What determines how fast a reaction will occur? (We refer to this as the rate of the reaction.)
There are two factors we will discuss:
- Equilibrium
- Temperature
One important factor is the concentration of the reactants and products. In fact, chemical reactions will proceed until they reach equilibrium, or the point where the forward and reverse reactions are occurring at the same rate. At equilibrium, the amount of reactants used to make the product is the same as the amount of reactants produced from the product. That is, the forward reaction rate equals the reverse reaction rate. In other other words, at equilibrium, there is a constant ratio of reactants to products. Examples are 1:1, 2:1, and so on.

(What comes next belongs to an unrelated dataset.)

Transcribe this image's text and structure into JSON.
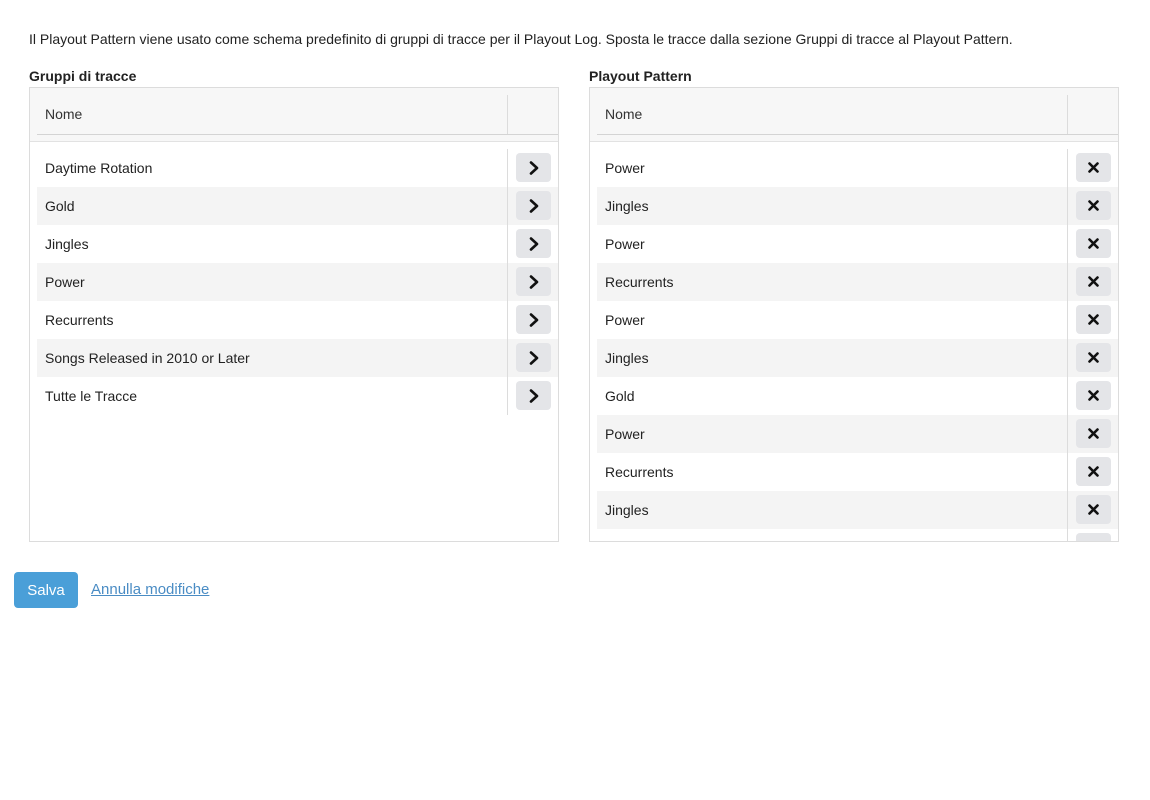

Equilibrium likes to make sure that sharing is at 100% and that there are no squabbles. Equilibrium is an awesome pie-slicer.
Temperature
Another important factor for determining the reaction rate is the temperature of the reaction. It turns out that most of the reactions in your body require surprisingly high temperatures to occur quickly—much higher than your body temperature of 37 degrees Celsius or 98.6 degrees Fahrenheit. What? How can that be possible?

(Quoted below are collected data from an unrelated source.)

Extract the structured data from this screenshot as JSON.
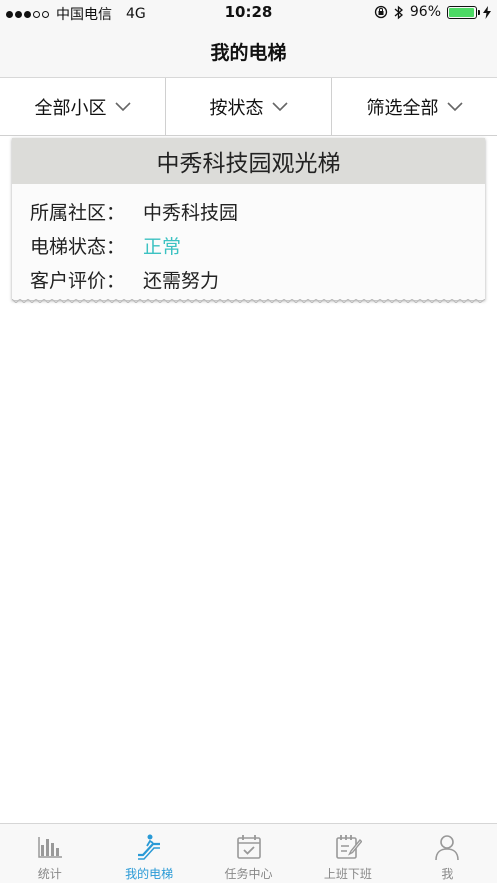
{
  "status_bar": {
    "carrier": "中国电信",
    "network": "4G",
    "time": "10:28",
    "battery": "96%",
    "battery_level": 0.96
  },
  "nav": {
    "title": "我的电梯"
  },
  "filters": [
    {
      "label": "全部小区",
      "icon": "chevron-down-icon"
    },
    {
      "label": "按状态",
      "icon": "chevron-down-icon"
    },
    {
      "label": "筛选全部",
      "icon": "chevron-down-icon"
    }
  ],
  "elevator_card": {
    "title": "中秀科技园观光梯",
    "rows": [
      {
        "label": "所属社区：",
        "value": "中秀科技园"
      },
      {
        "label": "电梯状态：",
        "value": "正常"
      },
      {
        "label": "客户评价：",
        "value": "还需努力"
      }
    ]
  },
  "tabs": [
    {
      "label": "统计",
      "icon": "bar-chart-icon"
    },
    {
      "label": "我的电梯",
      "icon": "escalator-icon",
      "active": true
    },
    {
      "label": "任务中心",
      "icon": "calendar-check-icon"
    },
    {
      "label": "上班下班",
      "icon": "clipboard-pen-icon"
    },
    {
      "label": "我",
      "icon": "user-icon"
    }
  ],
  "colors": {
    "accent": "#2a9ad6",
    "status_ok": "#3cc2c2",
    "tab_inactive": "#888888",
    "battery": "#4cd964"
  }
}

Enzymes are the answer (finally, some biology). Enzymes are usually proteins, but not any old run-of-the-mill protein earns the enzyme label. Enzymes catalyze, or accelerate, reactions. Unlike reactants and products, which are either directly used or produced in a chemical reaction, enzymes change the rate the reaction but are not consumed or produced in the reaction.
Enzymes are conservative little fellows that won't change for anybody or anything. Enzymes will not change based on the thermodynamics of a reaction. They won’t add energy, entropy, or enthalpy, or temperature changes to a reaction, and they absolutely will not determine whether a reaction is thermodynamically favorable or not. They get down to bizness and make reactions occur much faster. Enzymes are the focus of our next section.

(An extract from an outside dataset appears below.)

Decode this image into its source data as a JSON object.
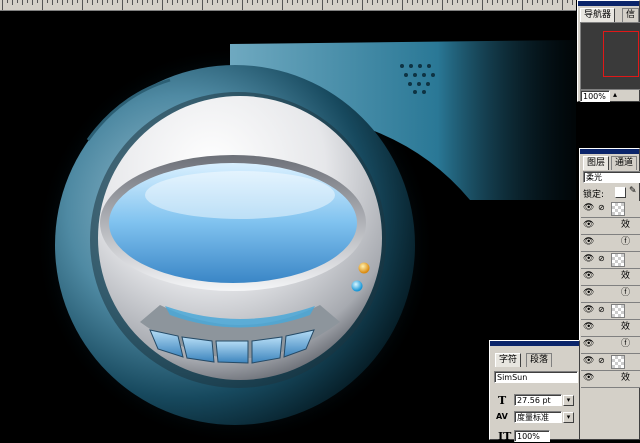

Well, that's a wrap for us on free energy. You have accomplished quite a lot by tolerating the physics presented here: by understanding thermodynamics, you will now be able to understand the biology of the cell on a whole new and improved level. Energy is not only what makes a cell run smoothly, but it also governs the basics of cell morphology (shape) and cellular biochemical reactions. If you so desired, you could look at all biological structures from an energy perspective. Many of the "Why?" questions in biology can be answered by gaining a better understanding of thermodynamics. For example, "Why does a plasma membrane behave the way it does?" Answer: Check out the Big Theme section in this unit on structure and function.
Brain Snack
What does the word "enzyme" mean? Its origin is Greek, and it means "in yeast." In the late 1800s, there was a debate about how alcohol was produced from yeast. Louis Pasteur thought that there was something special about the yeast that allowed the reaction to occur. In 1897, the Buchner brothers ground yeast cells and showed that Pasteur was right—there was something special biological molecules in the yeast cells that promoted fermentation: enzymes. You'll probably appreciate that more in a few years.